Plenty

Attachments

On connections – Michael Hauskeller in TLS:

‘Most of us form such connections without thinking much about it, but attaching ourselves to others comes at a cost. This not only diminishes our autonomy, but also makes us vulnerable. Lord Tennyson famously claimed that it’s better to have loved and lost than never to have loved at all. But is it really? It depends on what we want from life. If we value our autonomy and want to suffer as little pain as possible, we should perhaps follow the advice of the philosophers – of whom there are plenty – who have claimed that the best way to secure our own personal happiness is to stay emotionally detached from things, including other people.’

(…)

‘In his new book, One Life to Lead: The mysteries of time and the goods of attachment, Samuel Scheffler answers with a resounding no. We may be able to lead some kind of life without attaching ourselves to other people, but we cannot lead a good life, because “some of the most important constituents of a good life are our relationships with and attachments to other people, which enrich our lives beyond measure”. The central message is that human life is essentially shared and that autonomy is overrated. We make sense of the world and ourselves through interaction and communication: not just by doing things, but by doing them with others and in response to others. Many of our projects involve other people, and we couldn’t do what we do if those people didn’t matter to us; and they in turn couldn’t matter to us if what matters to them didn’t matter to us.

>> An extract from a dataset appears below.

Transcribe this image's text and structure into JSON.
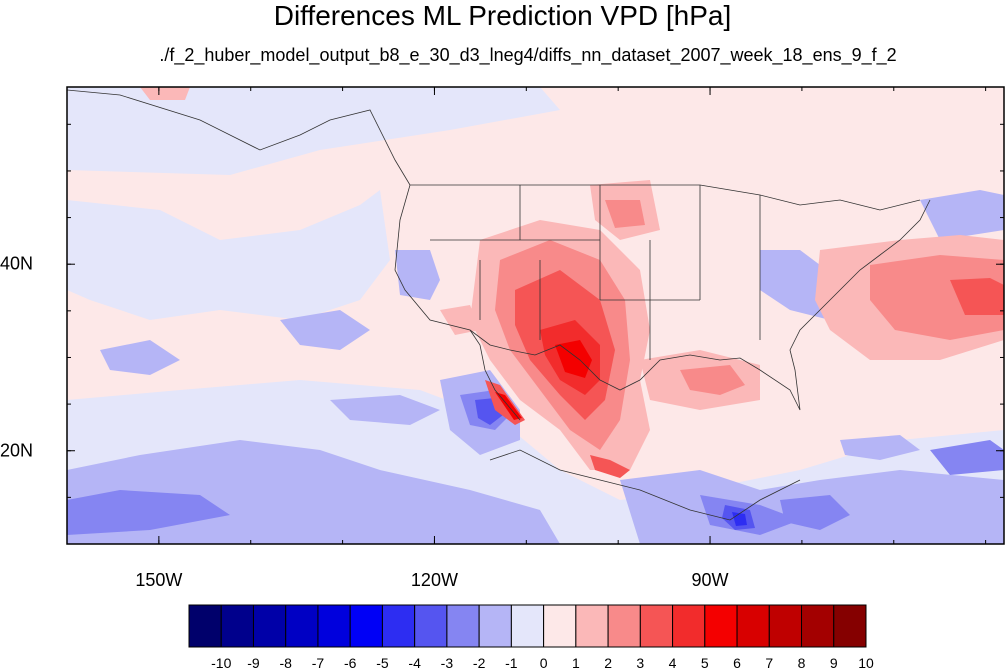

Our attachments, writes Scheffler, point us outward rather than inward, by requiring us to account for ourselves to others and to submit to the requirements of activities we find compelling. We achieve good lives not simply by ruling ourselves but by focusing our attention on the world around us and by developing a practical orientation that enables us to engage in ways we find rewarding with items drawn from the rich array of valuable activities and social forms that the world has to offer.’

(…)

‘Unfortunately, however, we have only one life to lead, and only so much time and emotional energy. Of all the many possible attachments we could form, we can accommodate only a small number; we must choose which people and activities we should build our lives around.
Some philosophers have claimed that making such a choice violates what both morality and reason demand of us, namely that we stay neutral and impartial: after all, nobody is more important than anyone else, so we should not treat some people more favourably than others. It shouldn’t matter whether a person is your friend or your brother, whether they live nearby or far away, now or in the future. They all deserve the same. Scheffler doesn’t dispute that, but he insists that there is nothing irrational or immoral about valuing some people and activities more than others, provided we don’t overdo it.’

(…)

‘Other apparent mysteries are more obviously pertinent to our experience of leading an attached life, such as the question of why we consider it proper that people grieve when someone has died, but also proper that they stop grieving eventually, even though the person is just as dead as before.’

(…)
‘But how can we tell what is genuinely valuable and what is not if what we value is at least partially determined by the people and groups we are attached to?’

Read the article here.

When becomes normal grief an illness?

And yes, how do we know what kind of things are genuinely valuable? Should a citizen be willing to die for his country or is it perfectly understandable that law-abiding citizens say: ‘I pay taxes, that should be enough.’

Can things be genuinely valuable if you are not willing to die for these things?